Data dodania: 2013-10-29 (09:06)
Do posiedzenia Fed eurodolar utrzyma się w okolicach 1,38, a złoty w okolicach dwuletnich maksimów. Napływające z USA dane makro będą mieć znikomy wpływ na handel. Pokazują bowiem w większości obraz gospodarki sprzed, kluczowego dla oceny sytuacji przez rynki, okresu zamknięcia federalnych instytucji.
Fundamentalną kwestią pozostaje skala wpływu tych wydarzeń na koniunkturę w USA. Dotychczasowe dane nie wskazują na znaczący spadek aktywności. Z uwagi na niewielką ilość dostępnych danych sytuacja może jeszcze ulec zmianie.
Z danych Rezerwy Federalnej wynika, że we wrześniu produkcja przemysłowa w USA zwiększyła się dynamicznie, drugi miesiąc z rzędu, przewyższając medianę szacunków ekonomistów. Tempo wzrostu produkcji w ujęciu rok do roku wyniosło 3,2 proc. i okazało się najwyższe w tym roku. Ostatni raz wyższą dynamikę zaobserwowano w listopadzie 2012 r. (3,3 proc.), a wcześniej ponad rok temu (w lipcu ub. r. 4,2 proc.).
Kondycja amerykańskiego przemysłu prezentuje się jeszcze lepiej patrząc na dane o wykorzystaniu mocy wytwórczych. Wynikiem na poziomie 78,3 proc. (wzrost o 0,4 pkt. proc. m/m) osiągnęła ona rekordowy poziom od ponad 5 lat. W lipcu 2008 r., gdy zaczynały się ujawniać negatywne skutki wywołane pęknięciem bańki na rynku nieruchomości, po raz ostatni wykorzystanie mocy było wyższe (78,8 proc.). Pozytywny obraz psuje nieco fakt, że produkcja faktorowa, z wyłączeniem przedsiębiorstw użyteczności publicznej i kopalń, zwiększyła się we wrześniu mniej niż się spodziewano (o 0,1 proc. m/m). Na niekorzyść zrewidowano ponadto, w tej kategorii, odczyt za poprzedni miesiąc.

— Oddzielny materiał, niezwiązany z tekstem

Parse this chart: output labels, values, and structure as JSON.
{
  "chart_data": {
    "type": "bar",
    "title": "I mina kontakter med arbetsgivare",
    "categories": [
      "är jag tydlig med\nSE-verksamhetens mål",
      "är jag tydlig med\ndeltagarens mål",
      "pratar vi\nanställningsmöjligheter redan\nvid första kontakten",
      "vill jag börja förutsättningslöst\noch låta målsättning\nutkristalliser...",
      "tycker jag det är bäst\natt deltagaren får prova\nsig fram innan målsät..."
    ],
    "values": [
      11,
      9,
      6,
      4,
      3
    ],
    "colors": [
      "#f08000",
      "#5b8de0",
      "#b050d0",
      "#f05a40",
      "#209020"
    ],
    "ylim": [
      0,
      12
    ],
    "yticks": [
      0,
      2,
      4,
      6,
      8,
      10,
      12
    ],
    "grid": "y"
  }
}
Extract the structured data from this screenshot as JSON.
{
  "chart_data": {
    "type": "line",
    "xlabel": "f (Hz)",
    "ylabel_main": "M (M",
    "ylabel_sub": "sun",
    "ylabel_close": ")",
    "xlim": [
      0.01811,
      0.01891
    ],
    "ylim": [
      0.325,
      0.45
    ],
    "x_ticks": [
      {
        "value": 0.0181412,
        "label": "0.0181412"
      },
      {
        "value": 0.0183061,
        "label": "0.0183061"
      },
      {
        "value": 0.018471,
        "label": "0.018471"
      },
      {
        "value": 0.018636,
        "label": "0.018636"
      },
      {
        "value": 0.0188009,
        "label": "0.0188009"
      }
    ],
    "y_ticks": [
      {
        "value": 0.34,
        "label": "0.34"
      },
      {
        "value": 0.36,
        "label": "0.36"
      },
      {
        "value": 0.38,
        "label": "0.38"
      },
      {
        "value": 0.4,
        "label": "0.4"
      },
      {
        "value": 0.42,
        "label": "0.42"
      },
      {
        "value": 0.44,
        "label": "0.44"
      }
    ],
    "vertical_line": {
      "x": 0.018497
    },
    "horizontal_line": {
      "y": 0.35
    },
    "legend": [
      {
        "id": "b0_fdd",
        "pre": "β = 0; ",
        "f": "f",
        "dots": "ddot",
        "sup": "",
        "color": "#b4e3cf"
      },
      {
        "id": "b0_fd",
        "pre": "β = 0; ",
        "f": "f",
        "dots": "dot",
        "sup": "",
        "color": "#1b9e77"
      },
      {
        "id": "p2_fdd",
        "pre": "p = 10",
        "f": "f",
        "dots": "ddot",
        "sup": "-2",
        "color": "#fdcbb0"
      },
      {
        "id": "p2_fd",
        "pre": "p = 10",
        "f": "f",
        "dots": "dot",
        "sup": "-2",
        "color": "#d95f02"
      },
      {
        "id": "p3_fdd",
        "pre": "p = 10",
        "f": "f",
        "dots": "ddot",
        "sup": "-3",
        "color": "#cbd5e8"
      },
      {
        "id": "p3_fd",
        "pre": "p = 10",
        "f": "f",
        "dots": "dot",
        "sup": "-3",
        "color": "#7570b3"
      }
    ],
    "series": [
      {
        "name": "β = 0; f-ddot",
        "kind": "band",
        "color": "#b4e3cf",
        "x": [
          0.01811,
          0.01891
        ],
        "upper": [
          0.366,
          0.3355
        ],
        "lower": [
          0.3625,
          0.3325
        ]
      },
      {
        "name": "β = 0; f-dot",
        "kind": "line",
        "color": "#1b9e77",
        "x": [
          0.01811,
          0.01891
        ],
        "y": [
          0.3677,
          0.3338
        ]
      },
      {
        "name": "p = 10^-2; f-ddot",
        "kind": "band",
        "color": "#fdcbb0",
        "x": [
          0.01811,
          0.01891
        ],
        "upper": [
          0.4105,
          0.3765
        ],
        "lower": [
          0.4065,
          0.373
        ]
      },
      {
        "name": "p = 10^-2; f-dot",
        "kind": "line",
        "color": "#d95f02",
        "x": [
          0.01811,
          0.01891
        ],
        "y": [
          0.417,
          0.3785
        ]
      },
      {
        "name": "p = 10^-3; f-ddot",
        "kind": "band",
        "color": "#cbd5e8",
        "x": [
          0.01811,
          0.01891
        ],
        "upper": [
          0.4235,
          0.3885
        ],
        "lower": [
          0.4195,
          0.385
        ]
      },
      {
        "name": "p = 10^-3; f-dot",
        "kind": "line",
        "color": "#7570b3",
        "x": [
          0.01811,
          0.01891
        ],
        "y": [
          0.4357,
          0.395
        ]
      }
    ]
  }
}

Ogółem, raport Fed potwierdza, że przed pojawieniem się problemów z uchwaleniem budżetu i w efekcie zamknięciem federalnych instytucji, amerykańska gospodarka pozostawała we wzrostowej trajektorii. Rosła produkcja, spadało bezrobocie, odradzała się konsumpcja, a nastroje oscylowały w rejonie kilkuletnich maksimów. Polityczne zamieszanie okazało się negatywnym szokiem dla gospodarki. Kluczowe pytania to jak duży był jego wpływ na koniunkturę w skali kraju, czy możliwa jest, a jeśli tak, w jakim stopniu, szybka odbudowa utraconych miejsce pracy oraz czy sytuacja nie powtórzy się na początku roku, kiedy przestaną obowiązywać ustalone tymczasowo limity. Odpowiedzi dadzą przyszłe publikacje oraz ocena sytuacji dokonana przez Fed na środowym posiedzeniu.

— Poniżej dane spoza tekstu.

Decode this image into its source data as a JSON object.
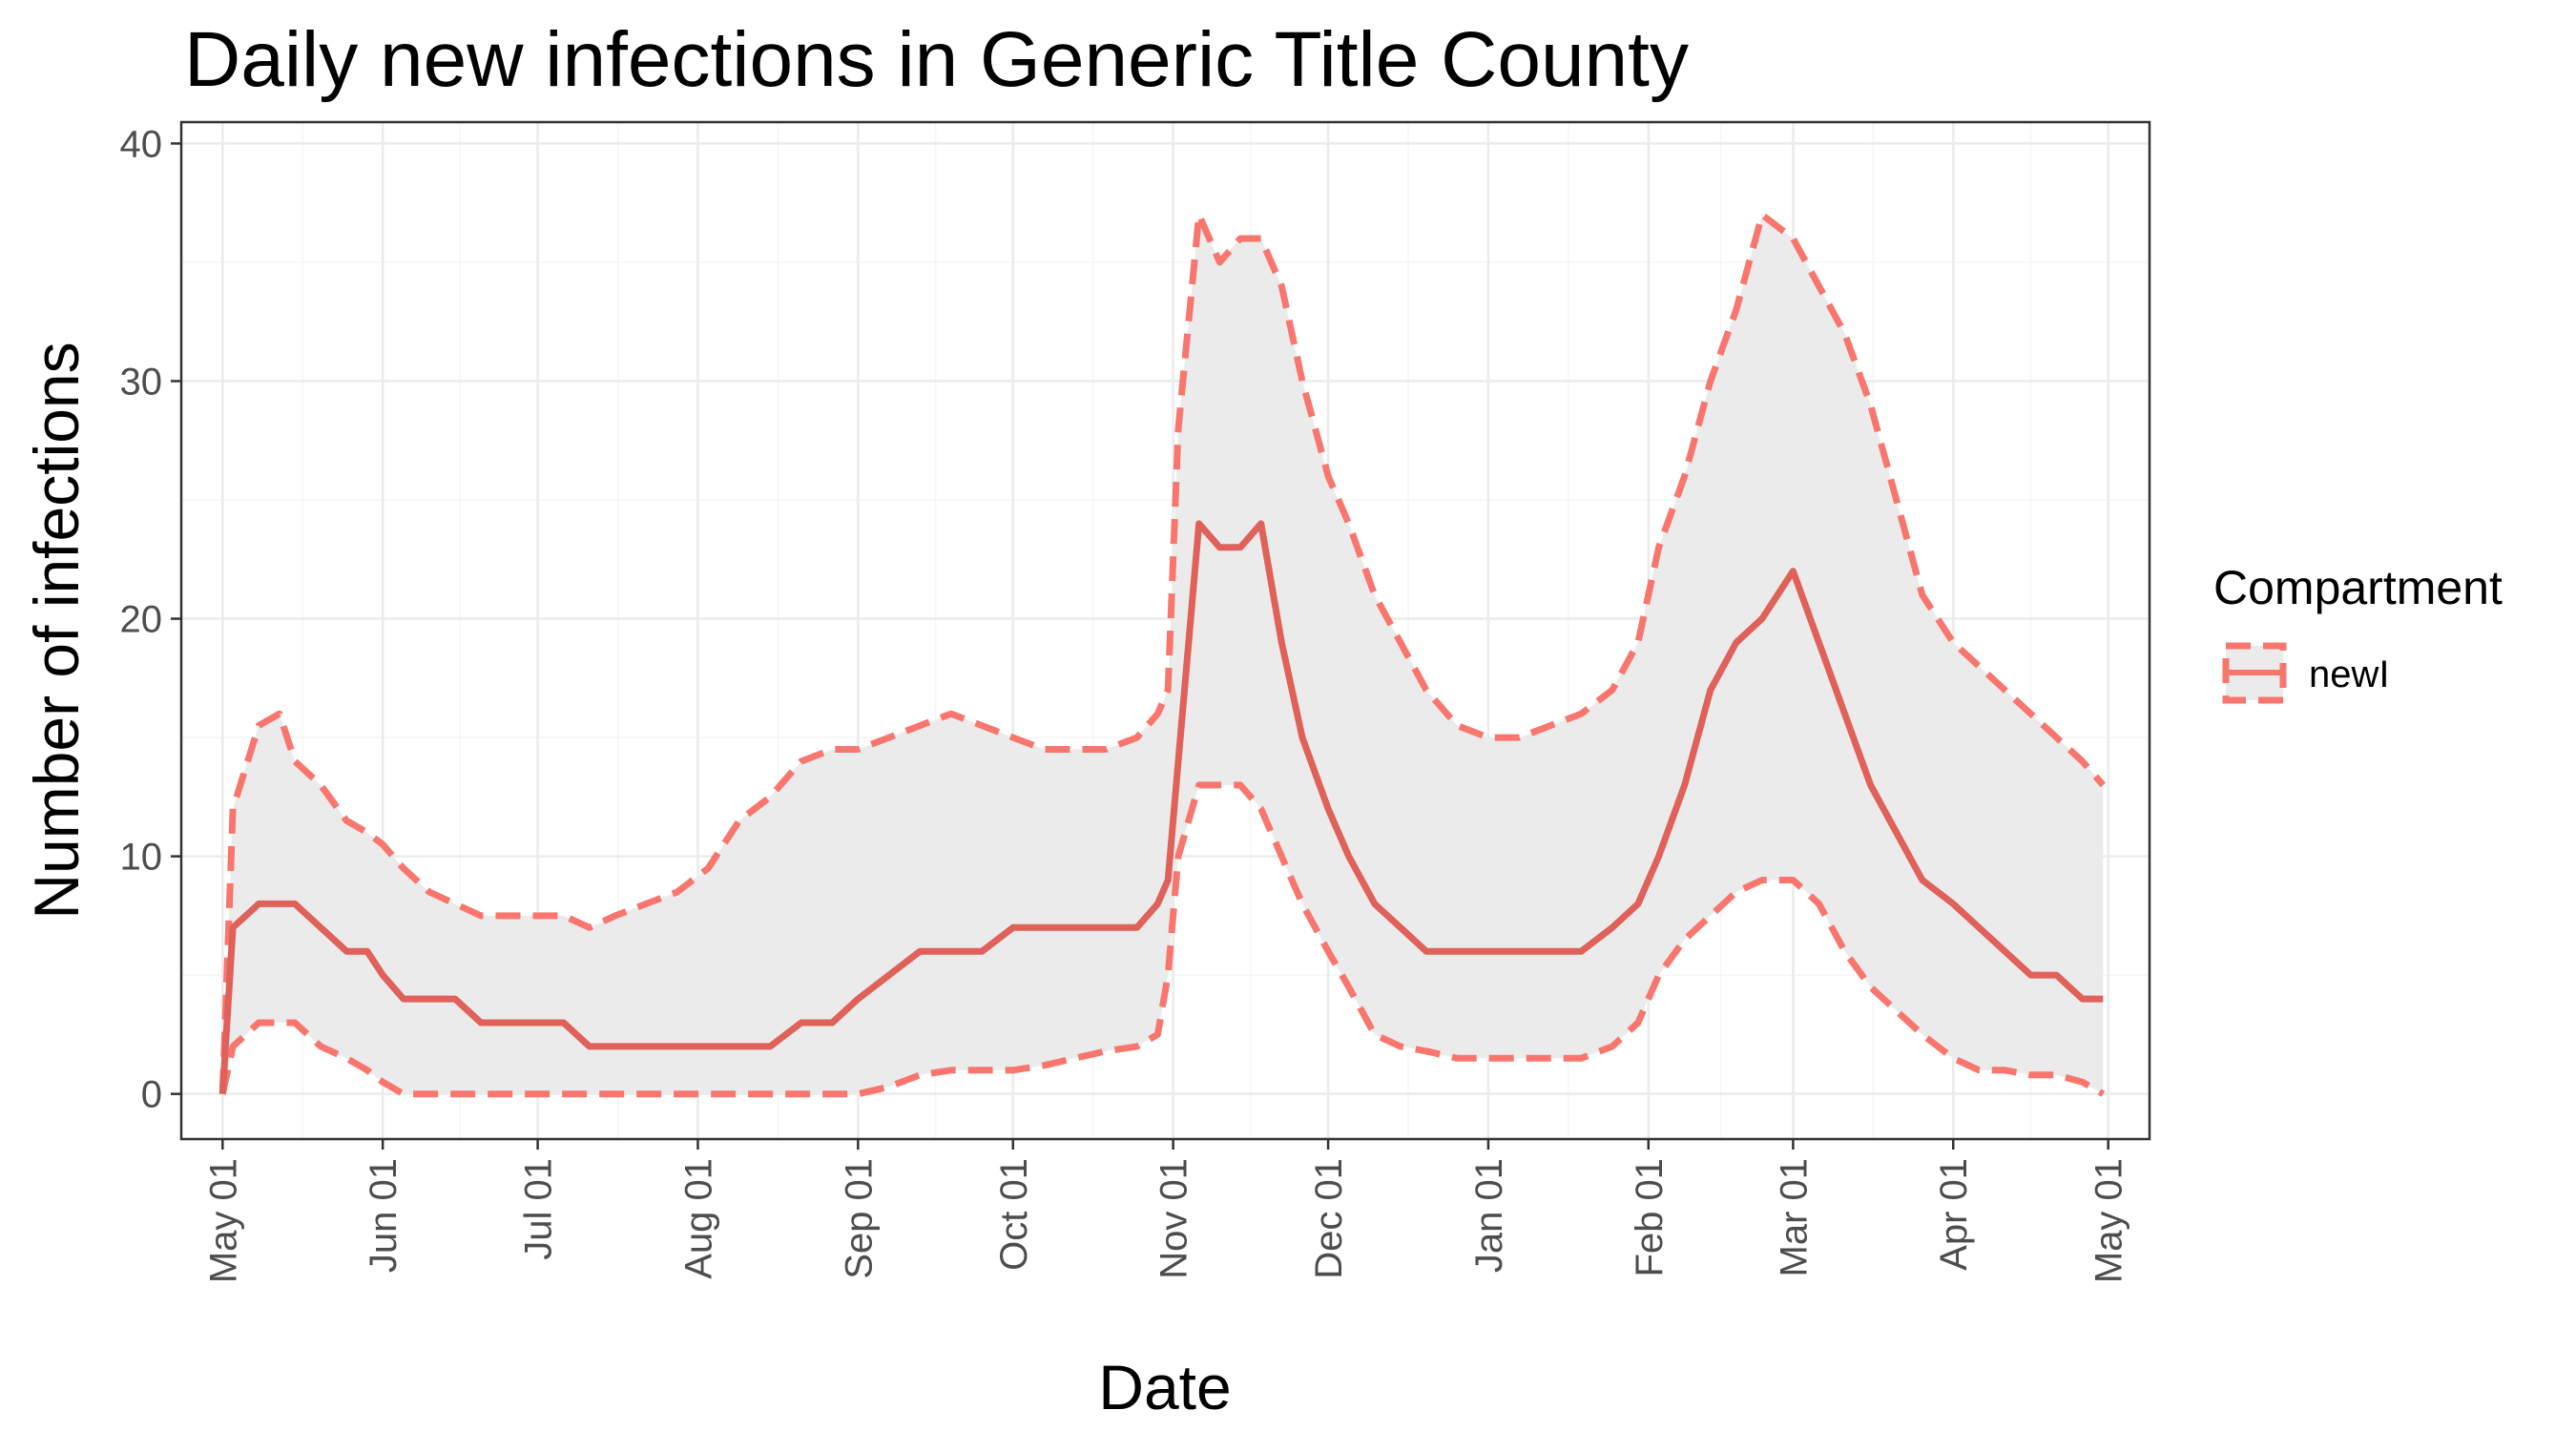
{
  "chart_data": {
    "type": "line",
    "title": "Daily new infections in Generic Title County",
    "xlabel": "Date",
    "ylabel": "Number of infections",
    "x_ticks": [
      "May 01",
      "Jun 01",
      "Jul 01",
      "Aug 01",
      "Sep 01",
      "Oct 01",
      "Nov 01",
      "Dec 01",
      "Jan 01",
      "Feb 01",
      "Mar 01",
      "Apr 01",
      "May 01"
    ],
    "y_ticks": [
      0,
      10,
      20,
      30,
      40
    ],
    "xlim": [
      "2020-04-23",
      "2021-05-09"
    ],
    "ylim": [
      -1.9,
      40.9
    ],
    "grid": true,
    "legend": {
      "title": "Compartment",
      "position": "right",
      "entries": [
        "newI"
      ]
    },
    "colors": {
      "series": "#f8766d",
      "ribbon": "#ebebeb",
      "grid_major": "#ebebeb",
      "grid_minor": "#f5f5f5",
      "panel_border": "#333333"
    },
    "series": [
      {
        "name": "newI",
        "x": [
          "2020-05-01",
          "2020-05-03",
          "2020-05-08",
          "2020-05-12",
          "2020-05-15",
          "2020-05-20",
          "2020-05-25",
          "2020-05-29",
          "2020-06-01",
          "2020-06-05",
          "2020-06-10",
          "2020-06-15",
          "2020-06-20",
          "2020-06-25",
          "2020-07-01",
          "2020-07-06",
          "2020-07-11",
          "2020-07-16",
          "2020-07-22",
          "2020-07-28",
          "2020-08-03",
          "2020-08-09",
          "2020-08-15",
          "2020-08-21",
          "2020-08-27",
          "2020-09-01",
          "2020-09-07",
          "2020-09-13",
          "2020-09-19",
          "2020-09-25",
          "2020-10-01",
          "2020-10-07",
          "2020-10-13",
          "2020-10-19",
          "2020-10-25",
          "2020-10-29",
          "2020-10-31",
          "2020-11-02",
          "2020-11-06",
          "2020-11-10",
          "2020-11-14",
          "2020-11-18",
          "2020-11-22",
          "2020-11-26",
          "2020-12-01",
          "2020-12-05",
          "2020-12-10",
          "2020-12-15",
          "2020-12-20",
          "2020-12-26",
          "2021-01-01",
          "2021-01-07",
          "2021-01-13",
          "2021-01-19",
          "2021-01-25",
          "2021-01-30",
          "2021-02-03",
          "2021-02-08",
          "2021-02-13",
          "2021-02-18",
          "2021-02-23",
          "2021-03-01",
          "2021-03-06",
          "2021-03-11",
          "2021-03-16",
          "2021-03-21",
          "2021-03-26",
          "2021-04-01",
          "2021-04-06",
          "2021-04-11",
          "2021-04-16",
          "2021-04-21",
          "2021-04-26",
          "2021-04-30"
        ],
        "median": [
          0,
          7,
          8,
          8,
          8,
          7,
          6,
          6,
          5,
          4,
          4,
          4,
          3,
          3,
          3,
          3,
          2,
          2,
          2,
          2,
          2,
          2,
          2,
          3,
          3,
          4,
          5,
          6,
          6,
          6,
          7,
          7,
          7,
          7,
          7,
          8,
          9,
          14,
          24,
          23,
          23,
          24,
          19,
          15,
          12,
          10,
          8,
          7,
          6,
          6,
          6,
          6,
          6,
          6,
          7,
          8,
          10,
          13,
          17,
          19,
          20,
          22,
          19,
          16,
          13,
          11,
          9,
          8,
          7,
          6,
          5,
          5,
          4,
          4
        ],
        "lower": [
          0,
          2,
          3,
          3,
          3,
          2,
          1.5,
          1,
          0.5,
          0,
          0,
          0,
          0,
          0,
          0,
          0,
          0,
          0,
          0,
          0,
          0,
          0,
          0,
          0,
          0,
          0,
          0.3,
          0.8,
          1,
          1,
          1,
          1.2,
          1.5,
          1.8,
          2,
          2.5,
          5,
          10,
          13,
          13,
          13,
          12,
          10,
          8,
          6,
          4.5,
          2.5,
          2,
          1.8,
          1.5,
          1.5,
          1.5,
          1.5,
          1.5,
          2,
          3,
          5,
          6.5,
          7.5,
          8.5,
          9,
          9,
          8,
          6,
          4.5,
          3.5,
          2.5,
          1.5,
          1,
          1,
          0.8,
          0.8,
          0.5,
          0
        ],
        "upper": [
          0,
          12,
          15.5,
          16,
          14,
          13,
          11.5,
          11,
          10.5,
          9.5,
          8.5,
          8,
          7.5,
          7.5,
          7.5,
          7.5,
          7,
          7.5,
          8,
          8.5,
          9.5,
          11.5,
          12.5,
          14,
          14.5,
          14.5,
          15,
          15.5,
          16,
          15.5,
          15,
          14.5,
          14.5,
          14.5,
          15,
          16,
          17,
          28,
          37,
          35,
          36,
          36,
          34,
          30,
          26,
          24,
          21,
          19,
          17,
          15.5,
          15,
          15,
          15.5,
          16,
          17,
          19,
          23,
          26,
          30,
          33,
          37,
          36,
          34,
          32,
          29,
          25,
          21,
          19,
          18,
          17,
          16,
          15,
          14,
          13
        ]
      }
    ]
  }
}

Z opublikowanych dotychczas informacji wynika, że tzw. government shutdown miał odczuwalny, negatywny wpływ na koniunkturę, ale w ograniczonej skali. Na pewno nie do tego stopnia, by największa gospodarka świata nie była w stanie w stosunkowo krótkim czasie nadrobić zaległości. Taki obraz może jednak ulec zmianie, ponieważ przed zakończeniem miesiąca nie dysponujemy twardymi danymi makro. Pogorszeniu na pewno uległy nastroje konsumentów. Pokazały to piątkowe dane Uniwersytetu Michigan. Zapewne potwierdzi dziś odczyt wskaźnika Conferenece Board (publikacja o 15.00). Spadek widoczny jest również w opracowywanych przez oddziały banku centralnego, indeksach aktywności w przemyśle poszczególnych regionów USA. Wczoraj dane przedstawił Fed z Dallas. Uwidoczniło się pogorszenie koniunktury, ale przemysł okręgu nie przestał się rozwijać. Jedynie zwolnił tempo tego procesu.
Rynek pozostaje jednak przy negatywnym (dla gospodarki) scenariuszu, konieczności dalszego wspierania płynności przez Fed i pierwszą redukcją programu QE3 w marcu 2014 r. Jutro B. Bernanke i koledzy przedstawią zapewne nowe założenia polityki pieniężnej na najbliższe kilka miesięcy. Wcześniej poznamy komplet danych makroekonomicznych za wrzesień (dziś sprzedaż detaliczna i inflacja PPI, jutro inflacja CPI). Rynki pozostaną pod dominującym wpływem komunikatu Fed co najmniej do posiedzenia EBC (7 listopada) i publikacji raportu z rynku pracy w USA w październiku (8 listopada).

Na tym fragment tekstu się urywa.